Katarte / Rottamare la vecchia Italia. Il sogno del Futurismo al Guggenheim di New York
Gino Severini. Ballerina blu (part.) 1912
Biglietti non disponibili
Fino al 1 settembre
L’invasione futurista nella Grande Mela ha uno sguardo attento anche in ambito culinario così come per la moda (i panciotti di Fortunato Depero per Marinetti), che erano parte integrante della vita e dello stile futurista. Lo stesso Marinetti nel 1932 scrisse un Manuale di Cucina, sfida aperta al buon borghese Pellegrino Artusi e alla sua Arte del Mangiar Bene.
L’abolizione della pastasciutta, “assurda religione gastronomica italiana” è uno degli obiettivi delle cene che iniziano invece dal caffè’ e dove i condimenti tradizionali e la politica a tavola sono messi al bando. Immaginarsi di cenare nella sala da pranzo di Casa Cimino a Roma disegnata all’inizio degli anni Trenta dal perugino Gerardo Dottori, consumando un “anti-pasta” sui piatti di ceramica di Bruno Munari e Torido Mazzotti, per concludere, o magari cominciare, col caffè’ nel servizio 1928 firmato Giacomo Balla.
Il tutto all’insegna di una visione proiettata verso il futuro che promuove la creazione di “bocconi simultaneisti e cangianti”, invitando gli chef a inventare nuovi sapori e incoraggiando l’accostamento di musiche, poesie e profumi alle pietanze. La madre della curatrice Vivien Greene, una chef italiana, proporrà un assaggio ai membri del museo in una delle serate riservate. Presente anche un servizio di piatti di Giovanni Acquaviva del 1939, che segno’ la fine del Futurismo: “Fascismo Futurismo”, e’ scritto su uno dei 12 pezzi decorato con una grossa “F”, su un altro: “Duce Duce Duce”.

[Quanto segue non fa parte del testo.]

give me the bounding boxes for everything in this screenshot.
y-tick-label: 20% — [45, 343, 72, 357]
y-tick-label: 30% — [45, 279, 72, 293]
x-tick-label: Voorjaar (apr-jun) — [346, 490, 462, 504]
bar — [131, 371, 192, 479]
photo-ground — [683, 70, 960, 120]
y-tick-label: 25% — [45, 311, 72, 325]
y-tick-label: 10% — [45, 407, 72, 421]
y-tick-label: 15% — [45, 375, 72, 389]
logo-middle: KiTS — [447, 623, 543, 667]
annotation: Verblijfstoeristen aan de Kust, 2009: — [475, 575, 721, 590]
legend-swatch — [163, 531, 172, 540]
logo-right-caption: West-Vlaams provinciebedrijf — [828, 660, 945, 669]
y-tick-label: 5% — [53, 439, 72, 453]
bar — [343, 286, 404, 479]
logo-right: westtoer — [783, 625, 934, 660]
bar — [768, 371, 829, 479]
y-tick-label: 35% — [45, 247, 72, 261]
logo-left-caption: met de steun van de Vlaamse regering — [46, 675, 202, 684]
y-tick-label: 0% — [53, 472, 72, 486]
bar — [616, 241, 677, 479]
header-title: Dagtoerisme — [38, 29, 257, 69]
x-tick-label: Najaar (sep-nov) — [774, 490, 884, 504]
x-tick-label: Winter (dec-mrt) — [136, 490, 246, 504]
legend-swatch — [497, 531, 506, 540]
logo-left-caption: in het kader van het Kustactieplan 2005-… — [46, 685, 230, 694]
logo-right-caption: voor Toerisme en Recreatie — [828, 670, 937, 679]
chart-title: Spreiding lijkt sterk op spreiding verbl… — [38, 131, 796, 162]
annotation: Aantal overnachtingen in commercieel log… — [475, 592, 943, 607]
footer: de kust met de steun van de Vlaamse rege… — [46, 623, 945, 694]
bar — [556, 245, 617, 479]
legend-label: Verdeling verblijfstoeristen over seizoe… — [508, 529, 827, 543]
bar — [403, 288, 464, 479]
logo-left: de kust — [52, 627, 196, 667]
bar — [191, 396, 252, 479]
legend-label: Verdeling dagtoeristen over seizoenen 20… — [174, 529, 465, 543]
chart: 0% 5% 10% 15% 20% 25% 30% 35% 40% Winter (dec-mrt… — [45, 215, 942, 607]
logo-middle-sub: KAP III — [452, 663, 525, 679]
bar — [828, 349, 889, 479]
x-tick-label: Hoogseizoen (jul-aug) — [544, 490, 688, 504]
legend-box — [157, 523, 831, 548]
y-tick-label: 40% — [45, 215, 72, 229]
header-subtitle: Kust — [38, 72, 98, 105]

La mostra si snoda sulla rampa elicoidale del Guggenheim trasformato per l’occasione “in opera d’arte totale”: arrivati al sesto piano, dove sono esposti quadri e foto di aeropittori –Tullio Crali, Dottori, Filippo Masoero, Guglielmo Sansoni, lo stesso Balla e Benedetta, la moglie di Marinetti- capita di provare, quando si guarda in basso, lo stesso brivido dalla prospettiva distorta di quei primi voli. “Sono in tutto 360 opere, se includiamo le tazzine da caffè’, di oltre 80 artisti, alcune delle quali non avevano mai lasciato l’Italia”, ha detto la curatrice Vivien Greene.

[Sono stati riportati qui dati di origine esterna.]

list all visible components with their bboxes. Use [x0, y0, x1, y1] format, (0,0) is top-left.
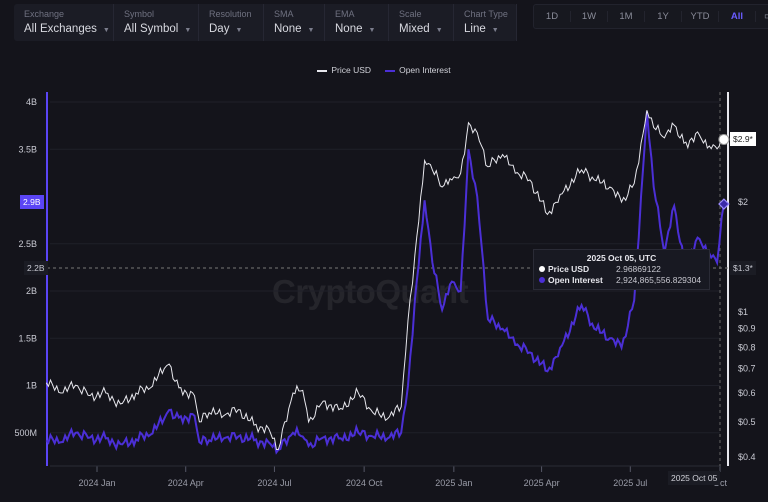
- tooltip-price-value: 2.96869122: [616, 264, 661, 274]
- x-tick-label: 2025 Apr: [524, 478, 560, 488]
- filter-exchange[interactable]: Exchange All Exchanges ▼: [14, 4, 114, 41]
- legend-oi[interactable]: Open Interest: [385, 65, 451, 75]
- price-last-value-tag: $2.9*: [730, 132, 756, 146]
- x-tick-label: 2025 Jul: [613, 478, 647, 488]
- oi-dot-icon: [539, 277, 545, 283]
- x-tick-label: 2025 Jan: [435, 478, 472, 488]
- right-tick-label: $0.5: [738, 417, 756, 427]
- left-tick-label: 4B: [26, 97, 37, 107]
- period-ytd[interactable]: YTD: [682, 11, 719, 22]
- filter-chart-type[interactable]: Chart Type Line ▼: [454, 4, 517, 41]
- left-tick-label: 2.5B: [18, 239, 37, 249]
- filter-label: Resolution: [209, 9, 252, 19]
- caret-down-icon: ▼: [235, 27, 243, 34]
- left-tick-label: 2B: [26, 286, 37, 296]
- filter-scale[interactable]: Scale Mixed ▼: [389, 4, 454, 41]
- filter-label: Symbol: [124, 9, 155, 19]
- filter-value: Day: [209, 23, 230, 35]
- filter-label: Chart Type: [464, 9, 508, 19]
- filter-resolution[interactable]: Resolution Day ▼: [199, 4, 264, 41]
- chart-legend: Price USD Open Interest: [0, 65, 768, 75]
- legend-price-label: Price USD: [331, 65, 372, 75]
- x-tick-label: 2024 Jul: [257, 478, 291, 488]
- right-tick-label: $0.7: [738, 364, 756, 374]
- period-1y[interactable]: 1Y: [645, 11, 682, 22]
- legend-price[interactable]: Price USD: [317, 65, 371, 75]
- filter-ema[interactable]: EMA None ▼: [325, 4, 389, 41]
- x-tick-label: 2024 Oct: [346, 478, 383, 488]
- tooltip: 2025 Oct 05, UTC Price USD 2.96869122 Ope…: [533, 249, 710, 290]
- oi-swatch: [385, 69, 396, 72]
- oi-series-line: [45, 111, 725, 455]
- right-tick-label: $2: [738, 197, 748, 207]
- x-tick-label: 2024 Apr: [168, 478, 204, 488]
- crosshair-left-value: 2.2B: [24, 261, 48, 275]
- filter-value: All Symbol: [124, 23, 179, 35]
- x-tick-label: 2024 Jan: [78, 478, 115, 488]
- oi-last-value-tag: 2.9B: [20, 195, 44, 209]
- left-tick-label: 500M: [14, 428, 37, 438]
- right-tick-label: $0.6: [738, 388, 756, 398]
- period-1d[interactable]: 1D: [534, 11, 571, 22]
- filter-value: None: [335, 23, 363, 35]
- caret-down-icon: ▼: [102, 27, 110, 34]
- filter-label: SMA: [274, 9, 294, 19]
- caret-down-icon: ▼: [307, 27, 315, 34]
- filter-value: None: [274, 23, 302, 35]
- filter-value: Line: [464, 23, 486, 35]
- caret-down-icon: ▼: [491, 27, 499, 34]
- right-tick-label: $0.4: [738, 452, 756, 462]
- price-dot-icon: [539, 266, 545, 272]
- filter-value: All Exchanges: [24, 23, 97, 35]
- crosshair-date: 2025 Oct 05: [668, 471, 721, 485]
- filter-value: Mixed: [399, 23, 430, 35]
- legend-oi-label: Open Interest: [399, 65, 451, 75]
- caret-down-icon: ▼: [368, 27, 376, 34]
- price-series-line: [45, 110, 725, 451]
- filter-label: Scale: [399, 9, 422, 19]
- filter-label: Exchange: [24, 9, 65, 19]
- period-1w[interactable]: 1W: [571, 11, 608, 22]
- crosshair-right-value: $1.3*: [730, 261, 756, 275]
- filter-bar: Exchange All Exchanges ▼ Symbol All Symbol ▼ R…: [14, 4, 517, 41]
- calendar-icon[interactable]: ▭: [764, 11, 768, 22]
- tooltip-oi-label: Open Interest: [548, 275, 603, 285]
- filter-label: EMA: [335, 9, 355, 19]
- filter-sma[interactable]: SMA None ▼: [264, 4, 325, 41]
- period-all[interactable]: All: [719, 11, 756, 22]
- price-marker-icon: [718, 133, 730, 145]
- caret-down-icon: ▼: [435, 27, 443, 34]
- left-tick-label: 1B: [26, 381, 37, 391]
- tooltip-price-label: Price USD: [548, 264, 590, 274]
- caret-down-icon: ▼: [184, 27, 192, 34]
- price-swatch: [317, 69, 328, 72]
- tooltip-title: 2025 Oct 05, UTC: [586, 253, 657, 263]
- right-tick-label: $0.9: [738, 324, 756, 334]
- tooltip-oi-value: 2,924,865,556.829304: [616, 275, 702, 285]
- oi-marker-icon: [718, 198, 730, 210]
- left-tick-label: 1.5B: [18, 333, 37, 343]
- period-1m[interactable]: 1M: [608, 11, 645, 22]
- left-tick-label: 3.5B: [18, 144, 37, 154]
- right-tick-label: $1: [738, 307, 748, 317]
- filter-symbol[interactable]: Symbol All Symbol ▼: [114, 4, 199, 41]
- right-tick-label: $0.8: [738, 342, 756, 352]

Il Guggenheim, una delle più importati istituzioni museali al mondo, è riuscito ad aggiudicarsi “un colpo raro”, il prestito delle cinque grandi tele murali di Benedetta Cappa sdebidandosi dando risonanza a dei dipinti poco noti in patria. La pittrice piemontese era moglie di Filippo Tommaso Marinetti, fondatore del Movimento, e ricevette la commissione dal regime di Benito Mussolini per il Palazzo delle Poste di Palermo e le realizzò fra il 1933 e il 1934 senza mai lasciare il capoluogo siciliano. Il gruppo di tele è denominato ‘Sintesi e comunicazioni’ e puntò a rappresentare il trionfo delle nuove forme di comunicazione aerea, marina, terrestre, radiofonica, telegrafica e telefonica. Un inno al dinamismo e allo slancio verso il progresso proclamati dalla poetica futurista.

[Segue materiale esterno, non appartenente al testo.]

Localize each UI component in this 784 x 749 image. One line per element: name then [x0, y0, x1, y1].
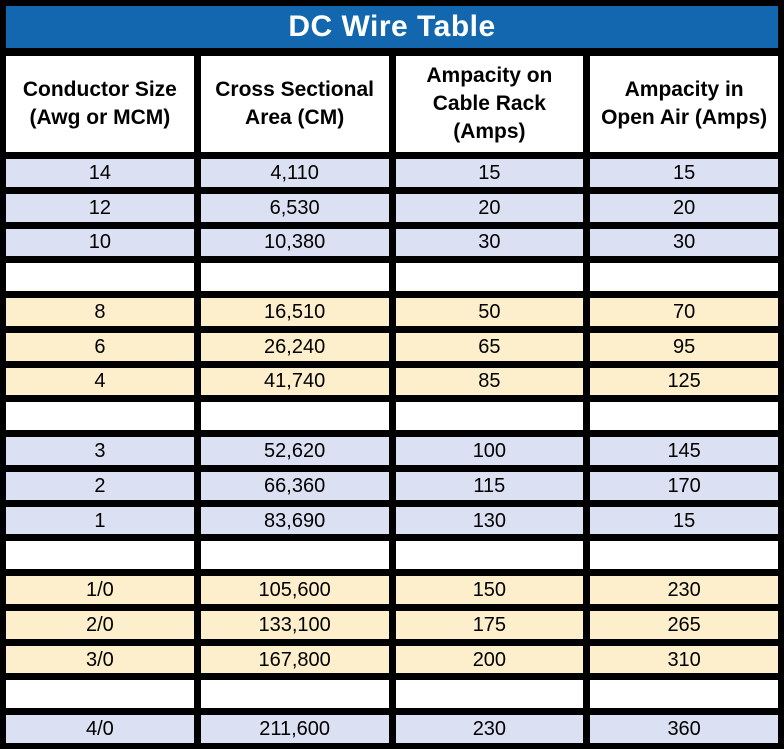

Oltre alle sculture e ai quadri non mancano i manifesti del movimento, gli scritti, le poesie insieme ai fondamentali test cinematografici e sonori, come i film in bianco e nero di Antonio Giulio Bragaglia del 1916 o gli sbalorditivi suoni di uno ”intonarumori” di Luigi Russolo. “Fra le tante cose a cui i futuristi pensavano c’era la volontà di mettere lo spettatore al centro dell’opera d’arte, l’opera d’arte totale”, spiega la Greene.